Votre engagement contre les forces qui assombrissent l'horizon politique est vôtre, mais je voulais par ces mots vous montrer certains aspects (que vous n'ignoriez pas, je l'imagine) du danger que pourrait avoir un bon score du FN ou son élection, non pas nécessairement pour vous personnellement, mais pour tous ceux qui sont discriminés autour de vous, qui sont moins informés, moins chanceux économiquement, ceux pour qui, aussi, vous voulez fabriquer un avenir en commun.
Un vote blanc, un vote nul, un vote non exprimé est objectivement une chance en moins de marquer votre opposition au FN et à ses valeurs, mais nul n'est tenu ou forcé de s'exprimer. Non pas que la faute ou la responsabilité vous incombe de cet état de fait, je le répète, et vous n'êtes pas en charge de sortir le pays de la merde dans laquelle nous ont fourré notre inaction et l'incapacité de nos politiques à aider les plus démunis. Non cet état de fait s'est bâti pierre à pierre malgré vous ce système ankylosé que les insoumis ont déjà bien secoué a construit des mécanismes à paupériser et à ostraciser. Mais il n'est plus l'heure malheureusement de savoir à qui la faute, le capitalisme aura son du et nous nous préparons à 5 ans de plus qui sans doute alourdiront la note.
Alors peut être peut-on espérer qu'un Macron porté au pouvoir par des électeurs de gauche (quand une bonne part des électeurs de droite se seront détournés de lui pour aller voir côté brun si l'on y dénonce pas tout aussi bien les étrangers que chez les """républicains""") saura leur montrer de la reconnaissance ?

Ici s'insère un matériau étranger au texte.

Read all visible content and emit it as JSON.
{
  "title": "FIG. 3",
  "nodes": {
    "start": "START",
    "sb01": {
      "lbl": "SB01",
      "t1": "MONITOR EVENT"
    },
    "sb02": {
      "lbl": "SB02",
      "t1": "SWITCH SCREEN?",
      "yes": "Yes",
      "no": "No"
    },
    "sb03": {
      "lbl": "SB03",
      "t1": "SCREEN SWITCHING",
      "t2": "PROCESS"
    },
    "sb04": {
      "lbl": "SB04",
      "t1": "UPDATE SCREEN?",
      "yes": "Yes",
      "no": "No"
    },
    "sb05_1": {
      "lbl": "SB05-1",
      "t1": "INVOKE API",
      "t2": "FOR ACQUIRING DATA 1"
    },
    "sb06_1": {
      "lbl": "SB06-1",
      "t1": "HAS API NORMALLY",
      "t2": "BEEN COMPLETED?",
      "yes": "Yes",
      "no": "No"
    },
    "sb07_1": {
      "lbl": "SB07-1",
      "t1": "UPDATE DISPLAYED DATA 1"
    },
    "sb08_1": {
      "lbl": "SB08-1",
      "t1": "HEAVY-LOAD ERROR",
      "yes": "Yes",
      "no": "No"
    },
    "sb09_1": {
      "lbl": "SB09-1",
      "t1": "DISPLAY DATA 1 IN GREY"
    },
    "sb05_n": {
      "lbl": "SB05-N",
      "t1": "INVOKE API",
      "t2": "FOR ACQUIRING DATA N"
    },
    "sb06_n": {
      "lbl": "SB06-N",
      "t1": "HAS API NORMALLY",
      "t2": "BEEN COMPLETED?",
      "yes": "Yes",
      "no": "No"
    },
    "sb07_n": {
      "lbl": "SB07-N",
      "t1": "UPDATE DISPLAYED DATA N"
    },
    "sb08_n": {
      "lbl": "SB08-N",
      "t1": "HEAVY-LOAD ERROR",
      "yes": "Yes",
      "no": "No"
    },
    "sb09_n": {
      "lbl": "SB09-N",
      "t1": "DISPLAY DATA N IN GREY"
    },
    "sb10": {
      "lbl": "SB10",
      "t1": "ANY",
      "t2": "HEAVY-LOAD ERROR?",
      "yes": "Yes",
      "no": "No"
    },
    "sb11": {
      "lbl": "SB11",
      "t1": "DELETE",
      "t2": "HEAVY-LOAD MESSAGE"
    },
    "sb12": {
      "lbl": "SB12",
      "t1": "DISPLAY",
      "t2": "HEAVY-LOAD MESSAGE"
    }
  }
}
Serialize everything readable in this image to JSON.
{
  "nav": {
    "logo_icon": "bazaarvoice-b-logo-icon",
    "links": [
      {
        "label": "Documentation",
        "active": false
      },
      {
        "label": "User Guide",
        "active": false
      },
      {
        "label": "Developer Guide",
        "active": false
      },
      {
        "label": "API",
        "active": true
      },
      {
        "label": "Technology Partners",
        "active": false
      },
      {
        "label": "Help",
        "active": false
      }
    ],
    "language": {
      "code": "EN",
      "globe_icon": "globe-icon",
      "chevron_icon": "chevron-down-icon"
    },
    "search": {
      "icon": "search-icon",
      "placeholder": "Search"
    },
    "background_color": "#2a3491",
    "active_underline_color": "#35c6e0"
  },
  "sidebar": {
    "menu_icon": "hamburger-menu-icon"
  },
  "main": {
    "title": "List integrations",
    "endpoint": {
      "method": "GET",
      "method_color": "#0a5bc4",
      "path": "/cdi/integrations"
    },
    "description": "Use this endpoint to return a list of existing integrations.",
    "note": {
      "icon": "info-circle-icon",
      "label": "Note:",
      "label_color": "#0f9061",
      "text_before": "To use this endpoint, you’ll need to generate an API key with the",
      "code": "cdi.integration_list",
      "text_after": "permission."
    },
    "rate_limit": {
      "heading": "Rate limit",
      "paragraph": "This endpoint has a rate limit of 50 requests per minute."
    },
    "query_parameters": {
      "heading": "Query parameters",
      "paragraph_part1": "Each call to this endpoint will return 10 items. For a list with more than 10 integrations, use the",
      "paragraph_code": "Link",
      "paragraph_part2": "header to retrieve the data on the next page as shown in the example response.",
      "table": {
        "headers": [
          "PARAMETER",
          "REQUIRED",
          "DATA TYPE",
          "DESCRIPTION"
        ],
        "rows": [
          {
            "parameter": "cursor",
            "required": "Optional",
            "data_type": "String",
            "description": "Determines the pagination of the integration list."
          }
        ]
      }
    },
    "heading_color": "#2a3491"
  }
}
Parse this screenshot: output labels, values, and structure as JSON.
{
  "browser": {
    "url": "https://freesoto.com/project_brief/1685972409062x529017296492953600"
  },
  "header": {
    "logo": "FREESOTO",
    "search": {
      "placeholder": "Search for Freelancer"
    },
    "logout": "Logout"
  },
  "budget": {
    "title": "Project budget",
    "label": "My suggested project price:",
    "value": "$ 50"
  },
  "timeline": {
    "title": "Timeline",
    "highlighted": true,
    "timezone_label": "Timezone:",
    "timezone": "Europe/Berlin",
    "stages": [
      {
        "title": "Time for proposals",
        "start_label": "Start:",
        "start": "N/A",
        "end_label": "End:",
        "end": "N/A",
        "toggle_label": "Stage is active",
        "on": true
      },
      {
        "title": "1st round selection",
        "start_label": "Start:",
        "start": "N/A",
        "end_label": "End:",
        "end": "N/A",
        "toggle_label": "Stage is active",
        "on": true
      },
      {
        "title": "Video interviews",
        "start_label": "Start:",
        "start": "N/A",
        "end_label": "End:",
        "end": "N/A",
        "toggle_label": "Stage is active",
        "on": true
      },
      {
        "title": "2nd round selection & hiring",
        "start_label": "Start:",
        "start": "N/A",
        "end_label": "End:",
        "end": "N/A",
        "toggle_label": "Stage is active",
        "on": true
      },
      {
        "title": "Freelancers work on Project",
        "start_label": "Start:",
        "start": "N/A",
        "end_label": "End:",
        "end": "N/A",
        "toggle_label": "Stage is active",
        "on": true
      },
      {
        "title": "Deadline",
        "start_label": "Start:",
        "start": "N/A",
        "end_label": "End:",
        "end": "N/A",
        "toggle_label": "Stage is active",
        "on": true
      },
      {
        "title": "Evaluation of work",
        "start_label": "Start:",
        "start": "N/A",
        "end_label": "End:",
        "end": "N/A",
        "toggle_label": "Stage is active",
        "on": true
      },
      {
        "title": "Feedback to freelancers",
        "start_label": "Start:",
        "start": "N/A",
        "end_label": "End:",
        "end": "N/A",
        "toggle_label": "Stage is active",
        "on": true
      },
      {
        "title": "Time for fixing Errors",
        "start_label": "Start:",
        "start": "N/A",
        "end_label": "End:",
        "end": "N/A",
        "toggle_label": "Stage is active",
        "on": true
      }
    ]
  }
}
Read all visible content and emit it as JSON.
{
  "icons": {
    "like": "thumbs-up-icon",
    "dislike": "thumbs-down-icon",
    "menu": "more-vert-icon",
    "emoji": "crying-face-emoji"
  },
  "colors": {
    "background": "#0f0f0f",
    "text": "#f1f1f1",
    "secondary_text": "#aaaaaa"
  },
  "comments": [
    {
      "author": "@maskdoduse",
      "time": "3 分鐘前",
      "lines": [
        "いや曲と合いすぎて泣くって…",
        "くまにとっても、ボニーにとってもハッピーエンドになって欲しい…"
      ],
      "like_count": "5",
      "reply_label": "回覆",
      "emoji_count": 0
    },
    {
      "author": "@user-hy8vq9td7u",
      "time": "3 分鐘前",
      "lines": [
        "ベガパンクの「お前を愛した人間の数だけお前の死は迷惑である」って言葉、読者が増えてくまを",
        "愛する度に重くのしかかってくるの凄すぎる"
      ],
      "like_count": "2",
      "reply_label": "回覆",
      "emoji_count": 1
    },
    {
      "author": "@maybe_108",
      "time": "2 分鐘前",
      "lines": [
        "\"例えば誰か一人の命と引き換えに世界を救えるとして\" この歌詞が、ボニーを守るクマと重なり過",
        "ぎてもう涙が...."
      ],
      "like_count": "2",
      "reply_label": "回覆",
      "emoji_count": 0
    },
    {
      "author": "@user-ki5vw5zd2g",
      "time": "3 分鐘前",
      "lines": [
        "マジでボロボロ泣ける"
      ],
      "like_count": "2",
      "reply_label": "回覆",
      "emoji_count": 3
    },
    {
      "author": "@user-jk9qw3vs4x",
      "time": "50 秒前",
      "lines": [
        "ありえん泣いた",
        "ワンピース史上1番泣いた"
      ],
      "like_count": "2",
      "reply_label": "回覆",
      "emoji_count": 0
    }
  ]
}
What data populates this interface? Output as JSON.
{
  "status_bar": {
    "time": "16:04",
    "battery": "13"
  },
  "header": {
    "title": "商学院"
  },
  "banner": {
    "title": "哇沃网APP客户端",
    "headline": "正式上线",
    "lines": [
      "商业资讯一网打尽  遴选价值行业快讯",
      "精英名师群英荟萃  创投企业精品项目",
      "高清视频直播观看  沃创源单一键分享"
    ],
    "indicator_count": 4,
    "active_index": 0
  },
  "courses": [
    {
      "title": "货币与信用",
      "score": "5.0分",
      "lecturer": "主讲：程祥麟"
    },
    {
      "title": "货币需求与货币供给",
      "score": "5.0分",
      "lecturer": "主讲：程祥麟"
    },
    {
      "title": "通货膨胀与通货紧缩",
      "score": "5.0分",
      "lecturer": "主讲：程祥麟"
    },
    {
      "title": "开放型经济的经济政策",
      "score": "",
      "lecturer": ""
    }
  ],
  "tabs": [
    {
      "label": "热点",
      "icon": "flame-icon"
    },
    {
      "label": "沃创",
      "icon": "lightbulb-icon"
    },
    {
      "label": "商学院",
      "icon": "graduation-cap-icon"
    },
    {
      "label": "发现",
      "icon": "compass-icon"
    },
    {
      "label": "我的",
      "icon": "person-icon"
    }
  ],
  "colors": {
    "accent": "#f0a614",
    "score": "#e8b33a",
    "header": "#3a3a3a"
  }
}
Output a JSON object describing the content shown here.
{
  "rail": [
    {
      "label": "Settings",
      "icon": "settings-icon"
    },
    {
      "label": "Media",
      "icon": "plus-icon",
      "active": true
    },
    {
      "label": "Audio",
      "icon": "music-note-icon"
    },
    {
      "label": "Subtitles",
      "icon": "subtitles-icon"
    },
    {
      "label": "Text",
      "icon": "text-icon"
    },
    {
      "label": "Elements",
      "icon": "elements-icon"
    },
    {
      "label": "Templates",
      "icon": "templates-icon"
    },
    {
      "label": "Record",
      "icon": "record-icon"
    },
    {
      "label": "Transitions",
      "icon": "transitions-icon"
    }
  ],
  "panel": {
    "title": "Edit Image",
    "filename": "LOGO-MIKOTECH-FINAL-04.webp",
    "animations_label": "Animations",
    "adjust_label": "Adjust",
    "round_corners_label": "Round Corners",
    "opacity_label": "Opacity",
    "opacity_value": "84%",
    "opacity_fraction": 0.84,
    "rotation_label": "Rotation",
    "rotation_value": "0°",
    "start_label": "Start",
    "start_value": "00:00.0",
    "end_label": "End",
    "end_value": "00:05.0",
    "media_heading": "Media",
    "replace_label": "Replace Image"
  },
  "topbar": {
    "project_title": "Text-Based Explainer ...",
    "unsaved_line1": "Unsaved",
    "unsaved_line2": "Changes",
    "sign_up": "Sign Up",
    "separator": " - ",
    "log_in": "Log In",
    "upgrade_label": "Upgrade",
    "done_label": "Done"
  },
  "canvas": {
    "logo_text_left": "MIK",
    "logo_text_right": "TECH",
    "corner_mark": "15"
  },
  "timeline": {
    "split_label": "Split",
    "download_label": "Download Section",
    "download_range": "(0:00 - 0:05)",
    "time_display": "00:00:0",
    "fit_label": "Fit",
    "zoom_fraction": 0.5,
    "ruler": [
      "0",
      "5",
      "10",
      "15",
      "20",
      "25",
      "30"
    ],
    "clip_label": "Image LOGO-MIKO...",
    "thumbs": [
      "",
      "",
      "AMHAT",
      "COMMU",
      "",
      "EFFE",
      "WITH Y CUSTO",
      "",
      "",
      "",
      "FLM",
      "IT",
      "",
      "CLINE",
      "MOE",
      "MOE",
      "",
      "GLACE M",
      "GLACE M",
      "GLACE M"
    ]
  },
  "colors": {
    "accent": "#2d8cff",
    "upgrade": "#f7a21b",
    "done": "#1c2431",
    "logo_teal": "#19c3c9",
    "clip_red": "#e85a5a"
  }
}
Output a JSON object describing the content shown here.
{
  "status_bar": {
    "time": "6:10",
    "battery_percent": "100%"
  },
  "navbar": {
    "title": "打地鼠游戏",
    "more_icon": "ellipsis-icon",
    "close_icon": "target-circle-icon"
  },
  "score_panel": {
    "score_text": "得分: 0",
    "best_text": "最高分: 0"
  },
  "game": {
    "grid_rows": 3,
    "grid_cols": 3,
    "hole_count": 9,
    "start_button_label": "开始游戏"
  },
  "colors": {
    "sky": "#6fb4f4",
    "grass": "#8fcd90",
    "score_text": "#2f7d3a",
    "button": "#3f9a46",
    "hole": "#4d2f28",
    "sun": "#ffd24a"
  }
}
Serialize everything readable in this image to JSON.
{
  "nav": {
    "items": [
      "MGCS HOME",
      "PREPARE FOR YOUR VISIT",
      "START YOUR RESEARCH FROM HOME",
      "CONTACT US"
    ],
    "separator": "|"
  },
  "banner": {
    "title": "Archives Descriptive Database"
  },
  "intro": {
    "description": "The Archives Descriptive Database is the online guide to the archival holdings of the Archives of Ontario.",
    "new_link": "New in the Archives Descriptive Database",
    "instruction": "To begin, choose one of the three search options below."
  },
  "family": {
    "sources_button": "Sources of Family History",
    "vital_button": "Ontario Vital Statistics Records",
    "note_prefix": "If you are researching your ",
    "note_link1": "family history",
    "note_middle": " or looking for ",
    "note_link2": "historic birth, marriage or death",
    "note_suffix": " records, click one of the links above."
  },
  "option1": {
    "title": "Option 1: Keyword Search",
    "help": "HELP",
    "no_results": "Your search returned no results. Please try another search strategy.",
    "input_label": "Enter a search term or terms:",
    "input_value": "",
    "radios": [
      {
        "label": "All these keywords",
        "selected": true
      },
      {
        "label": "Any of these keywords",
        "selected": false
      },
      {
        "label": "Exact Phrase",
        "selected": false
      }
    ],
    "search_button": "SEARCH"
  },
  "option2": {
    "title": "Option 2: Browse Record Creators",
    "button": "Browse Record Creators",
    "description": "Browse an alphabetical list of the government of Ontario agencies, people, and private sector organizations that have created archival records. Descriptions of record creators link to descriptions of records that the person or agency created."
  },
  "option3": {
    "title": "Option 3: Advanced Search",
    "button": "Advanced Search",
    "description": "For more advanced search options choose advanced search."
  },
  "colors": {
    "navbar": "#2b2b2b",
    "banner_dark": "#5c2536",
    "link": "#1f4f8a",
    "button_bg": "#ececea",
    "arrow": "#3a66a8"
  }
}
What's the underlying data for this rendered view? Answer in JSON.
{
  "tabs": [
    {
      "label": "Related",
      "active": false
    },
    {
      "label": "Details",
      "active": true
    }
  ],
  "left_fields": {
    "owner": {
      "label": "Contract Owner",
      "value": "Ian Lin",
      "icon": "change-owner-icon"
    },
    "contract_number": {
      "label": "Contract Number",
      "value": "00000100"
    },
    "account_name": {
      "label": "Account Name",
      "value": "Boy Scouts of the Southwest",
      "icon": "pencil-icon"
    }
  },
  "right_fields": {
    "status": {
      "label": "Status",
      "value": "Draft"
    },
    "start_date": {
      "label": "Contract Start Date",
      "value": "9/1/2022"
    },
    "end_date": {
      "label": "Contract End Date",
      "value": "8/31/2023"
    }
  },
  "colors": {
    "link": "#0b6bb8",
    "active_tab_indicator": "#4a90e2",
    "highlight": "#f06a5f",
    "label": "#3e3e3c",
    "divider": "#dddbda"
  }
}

Je ne sais pas si j'y crois moi même, mais ne préférons nous pas construire un présent qui nous permette de bâtir l'avenir malgré les chantres du capitalisme au pouvoir ? Si l'on a su ériger le mouvement de la France insoumise sur le quinquennat d'Hollande ne saura t-on pas construire une sixième république grandiose, embrassant avec nous en sœurs et en frères les déçus de la mondialisation que M. Macron ne manquera pas de créer sous le quinquénat Macroniste ?
Mes questions sont ouvertes, elles réclament peut être du temps de reflexion mais je voulais vous les poser en sincérité.
Voilà comment l'ont doit malheureusement parler aux insoumis: sans les prendre de haut, en les écoutant et en les prennant pour des adultes qui n'ont de leçon de morale ou de politique à recevoir de personne. La politique est le lieu du partage des avis et la démocratie un système qui s'engage à reconnaître les différents points de vue et à les faire mousser avec une pointe de rhum et des sourires.
Je vous invite à user de cet article comme bon vous semble, par pans par bouts ou en entier, avec ou sans scrupules et crédit.